Step 1

We are given that the force applied to the pipe is $F = 80\;{\rm{N}}$.

We are asked to find the moment of force about point B.

 
Step 2

The co-ordinates of points are given as:

\[\begin{array}{l} B\left( {0,400,0} \right)\;{\rm{mm}}\\ C\left( {550,400, - 200} \right)\;{\rm{mm}} \end{array}\]
 
Step 3

The position vector of point B can be given as:

\[{\vec r_B} = \left( {0\hat i + 400\hat j + 0\hat k} \right)\;{\rm{mm}}\]

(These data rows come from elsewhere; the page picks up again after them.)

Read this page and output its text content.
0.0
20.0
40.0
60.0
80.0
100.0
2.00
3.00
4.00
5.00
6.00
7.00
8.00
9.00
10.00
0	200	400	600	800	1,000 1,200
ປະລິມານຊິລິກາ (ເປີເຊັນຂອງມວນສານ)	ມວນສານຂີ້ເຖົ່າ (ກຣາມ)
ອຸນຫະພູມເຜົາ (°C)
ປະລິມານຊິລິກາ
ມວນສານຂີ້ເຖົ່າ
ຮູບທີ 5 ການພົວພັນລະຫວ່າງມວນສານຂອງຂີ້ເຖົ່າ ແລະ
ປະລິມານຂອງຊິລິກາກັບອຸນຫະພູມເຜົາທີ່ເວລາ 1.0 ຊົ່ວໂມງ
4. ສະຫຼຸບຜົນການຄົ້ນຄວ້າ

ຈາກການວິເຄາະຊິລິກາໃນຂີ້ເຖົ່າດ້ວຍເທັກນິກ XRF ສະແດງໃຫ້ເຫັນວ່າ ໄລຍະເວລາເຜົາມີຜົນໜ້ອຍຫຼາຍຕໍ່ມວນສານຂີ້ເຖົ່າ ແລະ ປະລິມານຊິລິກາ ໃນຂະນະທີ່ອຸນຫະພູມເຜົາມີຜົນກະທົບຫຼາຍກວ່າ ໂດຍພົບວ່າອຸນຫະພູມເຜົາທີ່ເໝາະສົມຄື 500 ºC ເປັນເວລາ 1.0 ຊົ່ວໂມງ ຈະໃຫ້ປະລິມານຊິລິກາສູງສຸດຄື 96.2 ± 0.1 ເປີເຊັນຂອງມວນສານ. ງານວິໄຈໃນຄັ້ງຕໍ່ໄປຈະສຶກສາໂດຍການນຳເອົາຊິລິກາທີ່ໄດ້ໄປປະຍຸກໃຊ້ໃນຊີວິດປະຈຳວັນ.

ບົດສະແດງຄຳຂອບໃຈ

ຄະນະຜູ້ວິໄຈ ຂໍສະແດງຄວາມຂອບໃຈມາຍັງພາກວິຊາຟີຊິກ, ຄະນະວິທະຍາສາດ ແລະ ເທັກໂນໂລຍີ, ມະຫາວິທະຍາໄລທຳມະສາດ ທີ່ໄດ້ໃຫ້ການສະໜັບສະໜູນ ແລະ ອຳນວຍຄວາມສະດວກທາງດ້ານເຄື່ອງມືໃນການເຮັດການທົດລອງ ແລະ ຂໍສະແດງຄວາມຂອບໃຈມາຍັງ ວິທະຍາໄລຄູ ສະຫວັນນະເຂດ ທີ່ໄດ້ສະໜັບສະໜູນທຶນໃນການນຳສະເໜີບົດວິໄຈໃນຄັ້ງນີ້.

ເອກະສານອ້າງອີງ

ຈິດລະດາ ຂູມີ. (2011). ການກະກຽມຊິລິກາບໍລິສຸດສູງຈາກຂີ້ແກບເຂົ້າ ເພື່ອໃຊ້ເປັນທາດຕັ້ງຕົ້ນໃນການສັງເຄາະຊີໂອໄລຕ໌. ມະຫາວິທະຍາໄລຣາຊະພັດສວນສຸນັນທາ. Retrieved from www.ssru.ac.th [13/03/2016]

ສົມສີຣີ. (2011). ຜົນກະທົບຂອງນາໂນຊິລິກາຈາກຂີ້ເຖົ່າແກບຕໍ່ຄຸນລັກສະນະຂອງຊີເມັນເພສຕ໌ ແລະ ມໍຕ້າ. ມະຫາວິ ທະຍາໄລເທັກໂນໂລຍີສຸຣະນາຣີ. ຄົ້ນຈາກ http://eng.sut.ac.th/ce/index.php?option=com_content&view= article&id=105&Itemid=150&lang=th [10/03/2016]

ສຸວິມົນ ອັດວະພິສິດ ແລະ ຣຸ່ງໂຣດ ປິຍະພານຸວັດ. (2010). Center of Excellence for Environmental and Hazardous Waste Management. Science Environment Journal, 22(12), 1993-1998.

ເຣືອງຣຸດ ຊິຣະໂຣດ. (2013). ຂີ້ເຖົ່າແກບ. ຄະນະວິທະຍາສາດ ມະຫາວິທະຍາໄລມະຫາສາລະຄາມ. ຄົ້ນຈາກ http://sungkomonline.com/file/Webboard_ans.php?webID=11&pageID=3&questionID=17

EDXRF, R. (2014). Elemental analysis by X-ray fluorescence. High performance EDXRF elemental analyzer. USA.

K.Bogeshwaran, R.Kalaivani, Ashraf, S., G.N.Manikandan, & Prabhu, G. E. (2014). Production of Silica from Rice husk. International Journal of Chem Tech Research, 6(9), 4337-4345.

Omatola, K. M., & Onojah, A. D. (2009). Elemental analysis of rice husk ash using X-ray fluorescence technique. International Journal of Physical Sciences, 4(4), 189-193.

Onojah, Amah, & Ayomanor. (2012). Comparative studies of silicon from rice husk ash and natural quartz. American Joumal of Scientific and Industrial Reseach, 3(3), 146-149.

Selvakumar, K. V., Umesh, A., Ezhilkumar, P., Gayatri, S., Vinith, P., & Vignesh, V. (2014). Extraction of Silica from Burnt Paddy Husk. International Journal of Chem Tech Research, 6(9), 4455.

The position vector of point C can be given as:

\[{\vec r_C} = \left( {550\hat i + 400\hat j - 200\hat k} \right)\;{\rm{mm}}\]
 
Step 4

The position vector of point B relative to point C is calculated as:

\[{\vec r_{BC}} = {\vec r_C} - {\vec r_B}\]
 
Step 5

Substitute the known values in the equation:

\[\begin{array}{c} {{\vec r}_{BC}} = \left( {550\hat i + 400\hat j - 200\hat k} \right)\;{\rm{mm}} - \left( {0\hat i + 400\hat j + 0\hat k} \right)\;{\rm{mm}}\\ = \left( {\left( {550\hat i + 0\hat j - 200\hat k} \right)\;{\rm{mm}}} \right)\left( {\frac{{{{10}^{ - 3}}\;{\rm{m}}}}{{1\;{\rm{mm}}}}} \right)\\ = \left( {0.55\hat i - 0.20\hat k} \right)\;{\rm{m}} \end{array}\]
 
Step 6

The force vector applied at pipe is expressed as:

\[\vec F = F\left( {\left( {\cos 30^\circ \sin 40^\circ } \right)\hat i + \left( {\cos 30^\circ \cos 40^\circ } \right)\hat j + \left( { - \sin 30^\circ } \right)\hat k} \right)\]
 
Step 7

Substitute the known value in the equation:

\[\begin{array}{c} \vec F = \left( {80\;{\rm{N}}} \right)\left( {\left( {0.866} \right)\left( {0.643} \right)\hat i + \left( {0.866} \right)\left( {0.766} \right)\hat j - \left( {0.5} \right)\hat k} \right)\\ = \left( {80\;{\rm{N}}} \right)\left( {0.557\hat i + 0.663\hat j - 0.5\hat k} \right)\\ = \left( {44.56\hat i + 53.04\hat j - 40.0\hat k} \right)\;{\rm{N}} \end{array}\]
 
Step 8

To calculate the moment of force about point B we use the formula:

\[\vec M = {\vec r_{BC}} \times \vec F\]
 
Step 9

Substitute the known values in the formula:

\[\begin{array}{c} M = \left( {0.55\hat i - 0.2\hat k} \right)\;{\rm{m}} \times \left( {44.56\hat i + 53.04\hat j - 40.0\hat k} \right)\;{\rm{N}}\\ {\rm{ = }}\left( {\begin{array}{*{20}{c}} {\hat i}&{\hat j}&{\hat k}\\ {0.55}&0&{ - 0.2}\\ {44.56}&{53.04}&{ - 40.0} \end{array}} \right)\;{\rm{N}} \cdot {\rm{m}}\\ = \left\{ \begin{array}{c} \hat i\left( {\left( 0 \right)\left( { - 40.0} \right) - \left( { - 0.2} \right)\left( {53.04} \right)} \right) - \\ \hat j\left( {\left( {0.55} \right)\left( { - 40.0} \right) - \left( { - 0.2} \right)\left( {44.56} \right)} \right) + \\ \hat k\left( {\left( {0.55} \right)\left( {53.04} \right) - \left( 0 \right)\left( {44.56} \right)} \right) \end{array} \right\}\;{\rm{N}} \cdot {\rm{m}}\\ {\rm{ = }}\left( {10.6\hat i + 13.1\hat j + 29.2\hat k} \right)\;{\rm{N}} \cdot {\rm{m}} \end{array}\]